I have a bunch of images with labeled polygons marked in red (255,0,0):

I want to extract the bounding box but inside the polygon as shown with the blue rectangle:

OpenCV cv.boundingRect gives me the outer bounding box but how to extract the inner bounding box?

This inscribed rectangle problem is a bit more complex than outer rectangle. A related general case is polygon inside polygon - the polygon containment problem is described in this 1983 paper. This algorithm determines whether a polygon with n points can fit another polygon with m points with a complexity of O(n^3 m^3(n+m)log(n+m)) complexity.

The restricted case of "Largest Inscribed Rectangles in Geometric Convex Sets" can be done much faster. Have a look at this 2019 paper (DeepAI Link) They consider the problem of finding inscribed boxes and axis-aligned inscribed boxes of maximum volume, inside a compact and solid convex set.

Here is another older easier to understand algorithm for convex polygons with good visualizations.

Here is a MATLAB implementation. but the code lacks comments and is a bit difficult to understand.

Here is a python implementation but a bit dated.

Suppose you have the two rectangles

import numpy as np

rect1 = np.array([[[20,15],[210,30],[220,100],[20,100]]], np.int32)
rect2 = np.array([[[25, 180], [215, 215], [220, 285], [20, 295]]], np.int32)

You can compute the largest inscribed polygon with the largestinteriorrectangle package.

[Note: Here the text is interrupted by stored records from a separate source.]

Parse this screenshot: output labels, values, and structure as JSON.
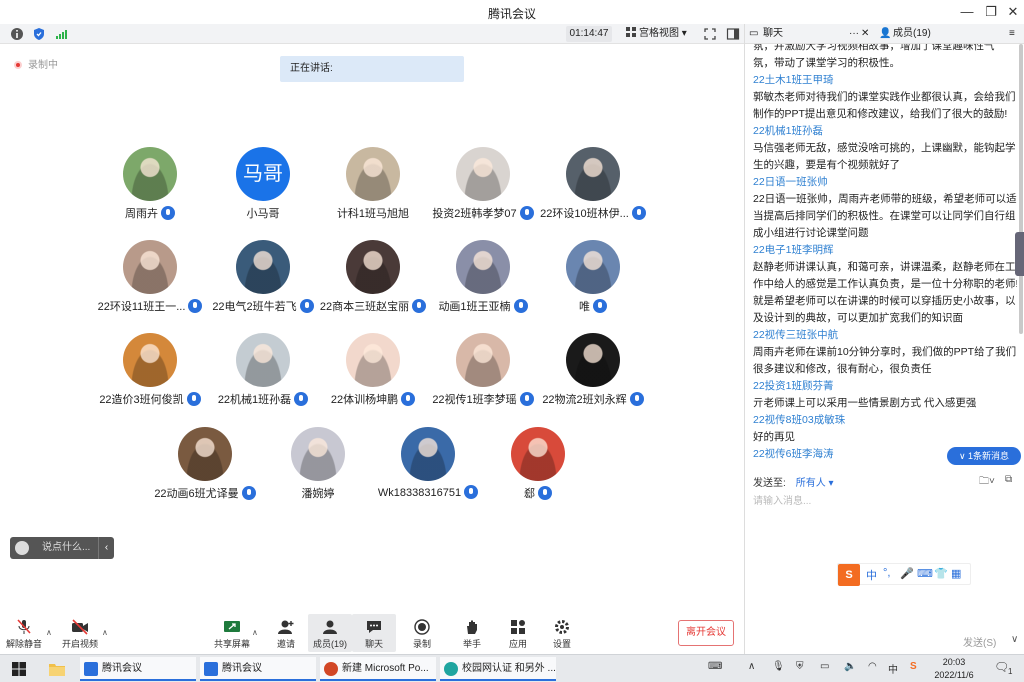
{
  "window": {
    "title": "腾讯会议",
    "min": "—",
    "restore": "❐",
    "close": "✕"
  },
  "meeting": {
    "timer": "01:14:47",
    "view_label": "宫格视图",
    "recording_label": "录制中",
    "speaking_label": "正在讲话:",
    "chat_placeholder": "说点什么..."
  },
  "participants": [
    {
      "name": "周雨卉",
      "color": "#7da86a",
      "mic": true
    },
    {
      "name": "小马哥",
      "avatar_text": "马哥",
      "color": "#1a73e8",
      "mic": false
    },
    {
      "name": "计科1班马旭旭",
      "color": "#c8b8a0",
      "mic": false
    },
    {
      "name": "投资2班韩孝梦07",
      "color": "#d9d4d0",
      "mic": true
    },
    {
      "name": "22环设10班林伊...",
      "color": "#56606a",
      "mic": true
    },
    {
      "name": "22环设11班王一...",
      "color": "#b89a8a",
      "mic": true
    },
    {
      "name": "22电气2班牛若飞",
      "color": "#3a5b7a",
      "mic": true
    },
    {
      "name": "22商本三班赵宝丽",
      "color": "#4a3a38",
      "mic": true
    },
    {
      "name": "动画1班王亚楠",
      "color": "#8a8fa8",
      "mic": true
    },
    {
      "name": "唯",
      "color": "#6a86b0",
      "mic": true
    },
    {
      "name": "22造价3班何俊凯",
      "color": "#d4883a",
      "mic": true
    },
    {
      "name": "22机械1班孙磊",
      "color": "#c4ccd2",
      "mic": true
    },
    {
      "name": "22体训杨坤鹏",
      "color": "#f2d8cc",
      "mic": true
    },
    {
      "name": "22视传1班李梦瑶",
      "color": "#d8b8a8",
      "mic": true
    },
    {
      "name": "22物流2班刘永辉",
      "color": "#1a1a1a",
      "mic": true
    },
    {
      "name": "22动画6班尤译曼",
      "color": "#7a5a40",
      "mic": true
    },
    {
      "name": "潘婉婷",
      "color": "#c8c8d2",
      "mic": false
    },
    {
      "name": "Wk18338316751",
      "color": "#3a6aa8",
      "mic": true
    },
    {
      "name": "郄",
      "color": "#d84a3a",
      "mic": true
    }
  ],
  "toolbar": {
    "unmute": "解除静音",
    "video": "开启视频",
    "share": "共享屏幕",
    "invite": "邀请",
    "members": "成员(19)",
    "chat": "聊天",
    "record": "录制",
    "raise": "举手",
    "apps": "应用",
    "settings": "设置",
    "leave": "离开会议"
  },
  "panel": {
    "tab_chat": "聊天",
    "tab_members": "成员(19)",
    "more": "···",
    "messages": [
      {
        "t": "text",
        "v": "氛，并激励大学习视频相故事，增加了课堂趣味性气"
      },
      {
        "t": "text",
        "v": "氛，带动了课堂学习的积极性。"
      },
      {
        "t": "sender",
        "v": "22土木1班王甲琦"
      },
      {
        "t": "text",
        "v": "郭敏杰老师对待我们的课堂实践作业都很认真，会给我们"
      },
      {
        "t": "text",
        "v": "制作的PPT提出意见和修改建议，给我们了很大的鼓励!"
      },
      {
        "t": "sender",
        "v": "22机械1班孙磊"
      },
      {
        "t": "text",
        "v": "马信强老师无敌，感觉没啥可挑的，上课幽默，能钩起学"
      },
      {
        "t": "text",
        "v": "生的兴趣，要是有个视频就好了"
      },
      {
        "t": "sender",
        "v": "22日语一班张帅"
      },
      {
        "t": "text",
        "v": "22日语一班张帅，周雨卉老师带的班级，希望老师可以适"
      },
      {
        "t": "text",
        "v": "当提高后排同学们的积极性。在课堂可以让同学们自行组"
      },
      {
        "t": "text",
        "v": "成小组进行讨论课堂问题"
      },
      {
        "t": "sender",
        "v": "22电子1班李明辉"
      },
      {
        "t": "text",
        "v": "赵静老师讲课认真，和蔼可亲，讲课温柔，赵静老师在工"
      },
      {
        "t": "text",
        "v": "作中给人的感觉是工作认真负责，是一位十分称职的老师!"
      },
      {
        "t": "text",
        "v": "就是希望老师可以在讲课的时候可以穿插历史小故事，以"
      },
      {
        "t": "text",
        "v": "及设计到的典故，可以更加扩宽我们的知识面"
      },
      {
        "t": "sender",
        "v": "22视传三班张中航"
      },
      {
        "t": "text",
        "v": "周雨卉老师在课前10分钟分享时，我们做的PPT给了我们"
      },
      {
        "t": "text",
        "v": "很多建议和修改，很有耐心，很负责任"
      },
      {
        "t": "sender",
        "v": "22投资1班顾芬菁"
      },
      {
        "t": "text",
        "v": "亓老师课上可以采用一些情景剧方式 代入感更强"
      },
      {
        "t": "sender",
        "v": "22视传8班03成敏珠"
      },
      {
        "t": "text",
        "v": "好的再见"
      },
      {
        "t": "sender",
        "v": "22视传6班李海涛"
      }
    ],
    "new_msg": "∨ 1条新消息",
    "send_to_label": "发送至:",
    "send_to_value": "所有人 ▾",
    "input_placeholder": "请输入消息...",
    "send": "发送(S)",
    "ime": [
      "中",
      "°,",
      "🎤",
      "⌨",
      "👕",
      "▦"
    ]
  },
  "taskbar": {
    "apps": [
      "腾讯会议",
      "腾讯会议",
      "新建 Microsoft Po...",
      "校园网认证 和另外 ..."
    ],
    "time": "20:03",
    "date": "2022/11/6",
    "badge": "1"
  }
}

They come as [x, y, width, height].

import largestinteriorrectangle as lir

lir1 = lir.lir(rect1)  # array([20, 30, 191, 71])
lir2 = lir.lir(rect2)  # array([23, 215, 193, 71])

Let's plot this:

import cv2 as cv

img = np.zeros((380, 240, 3), dtype = "uint8")

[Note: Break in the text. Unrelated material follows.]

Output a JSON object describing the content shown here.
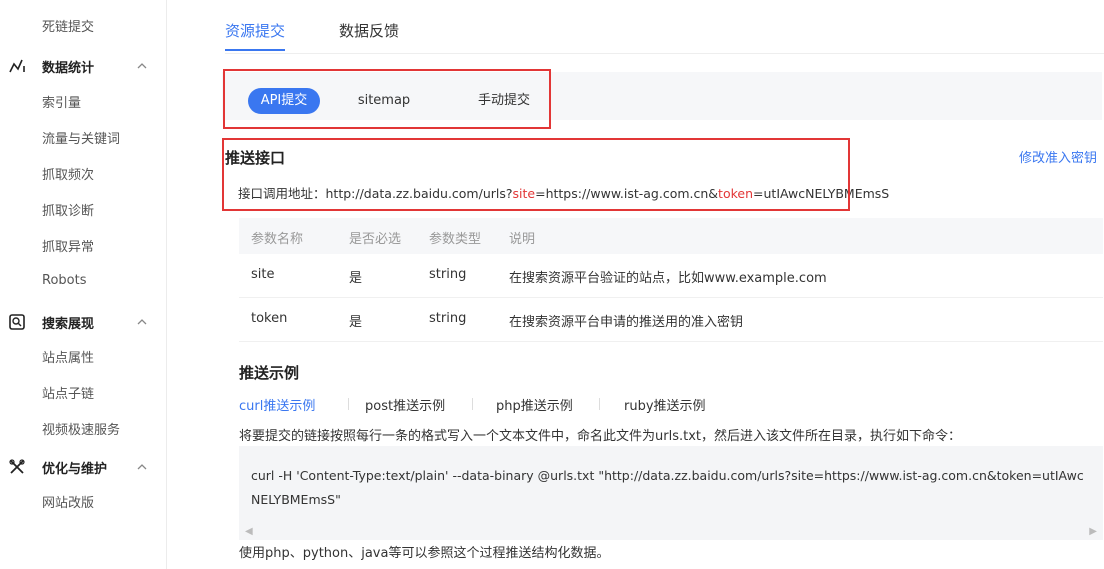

cv.polylines(img, [rect1], True, (0,0,255), 3)
cv.polylines(img, [rect2], True, (0,0,255), 3)
    
cv.rectangle(img, lir.pt1(lir1), lir.pt2(lir1), (255,0,0), 3)
cv.rectangle(img, lir.pt1(lir2), lir.pt2(lir2), (255,0,0), 3)

cv.imshow('Shapes', img)
cv.waitKey(0)
cv.destroyAllWindows()

The package uses the algorithm of this paper

Note that the package uses numbas just in time compilation (JIT). So the very first time you import largestinteriorrectangle takes some time, but afterwards its blazingly fast

In your image, the blue rectangle don't touch the red polygon. So you would need to add 1 to x and y and substract 2 from width and height

not a fast solution but this algorithm should give you the right biggest interior rectangle:

1. draw your contour as a mask with intensity values 1
2. compute the integral image of the mask https://en.wikipedia.org/wiki/Summed-area_table
3. for every pixel that has mask value > 0: for every pixel right/bottom to that pixel, test whether the whole rectangle is filled with white pixels, by reading 4 values from the integral image.

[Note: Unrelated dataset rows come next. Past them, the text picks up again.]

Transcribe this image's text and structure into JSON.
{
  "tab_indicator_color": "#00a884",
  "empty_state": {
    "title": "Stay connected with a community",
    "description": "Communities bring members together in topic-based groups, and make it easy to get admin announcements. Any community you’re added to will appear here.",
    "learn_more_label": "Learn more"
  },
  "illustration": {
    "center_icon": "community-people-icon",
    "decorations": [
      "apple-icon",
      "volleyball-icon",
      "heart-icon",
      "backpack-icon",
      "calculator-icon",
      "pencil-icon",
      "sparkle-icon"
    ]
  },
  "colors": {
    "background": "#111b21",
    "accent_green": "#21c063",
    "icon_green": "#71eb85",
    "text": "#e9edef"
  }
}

The integral image makes it more efficient than it should be, the algorithm itself is just brute-force.

int main()
{
    //std::vector<cv::Point> contour = { cv::Point(100,100), cv::Point(200,160), cv::Point(220, 230), cv::Point(90,270) };
    std::vector<cv::Point> contour = { cv::Point(100,100), cv::Point(150,200), cv::Point(200,160), cv::Point(220, 230), cv::Point(90,270) };
    //std::vector<cv::Point> contour = { cv::Point(100,100), cv::Point(200,100), cv::Point(200, 300), cv::Point(100,300) };

    cv::Mat img = cv::Mat::zeros(512, 512, CV_8UC3);
    cv::Mat mask = cv::Mat::zeros(img.size(), CV_8UC1);

    std::vector<std::vector<cv::Point> > contours = { contour };
    cv::drawContours(mask, contours, 0, cv::Scalar::all(1), -1); // mask values to 1 to make area == sum of pixels
    cv::drawContours(img, contours, 0, cv::Scalar(0, 0, 255), 1);

    cv::Mat integral;
    mask = mask;
    cv::integral(mask, integral, CV_32S);

    cv::Rect best;

    //cv::Mat legal = mask.clone();
    for (int y = 0; y < mask.rows; ++y)
    {
        std::cout << y << std::endl;
        for (int x = 0; x < mask.cols; ++x)
        {
            if (mask.at<uchar>(y, x) == 0) continue;
            cv::Point i1 = cv::Point(x, y);
            int val1 = integral.at<int>(i1);
            for (int y2 = y + 1; y2 < integral.rows; ++y2)
                for (int x2 = x + 1; x2 < integral.cols; ++x2)
                {
                    
                    cv::Point i2 = cv::Point(x2, y);
                    cv::Point i3 = cv::Point(x, y2);
                    cv::Point i4 = cv::Point(x2, y2);
                    if (mask.at<uchar>(i4) == 0) continue;
                    int val2 = integral.at<int>(i2);
                    int val3 = integral.at<int>(i3);
                    int val4 = integral.at<int>(i4);

                    int area = val1 + val4 - val2 - val3;
                    if (area != (x2 - x) * (y2 - y))
                    {
                        //std::cout << i1 << " to " << i4 << " = w:" << (x2 - x) << " h:" << (y2 - y) << std::endl;
                        //std::cout << area << " vs. " << (x2 - x) * (y2 - y) << std::endl;
                        //legal.at<uchar>(y, x) = 0;
                        //std::cin.get();
                    }
                    else
                    {
                        if (area > best.area()) best = cv::Rect(i1, i4);
                    }
                }
        }
        
    }

    cv::rectangle(img, best, cv::Scalar(255, 0, 0), 1);

    cv::imshow("img", img);
    cv::imshow("mask", mask>0);
    cv::waitKey(0);
}

Was trying lir for compute the interior rectangle but don't fit properly on wide of contour, I don't know why.
In the other hands Micka code do the job very well, but is to slow in violet is the original contour, and blue is the fitted rectangle.
Finally using lir create some black image and draw the contour inside

grid =np.zeros(binary_image.shape, dtype = "uint8")
cv2.fillPoly(grid, pts =[contoura], color=(255,255,255))<BR>

and get the result I was looking for (using lir)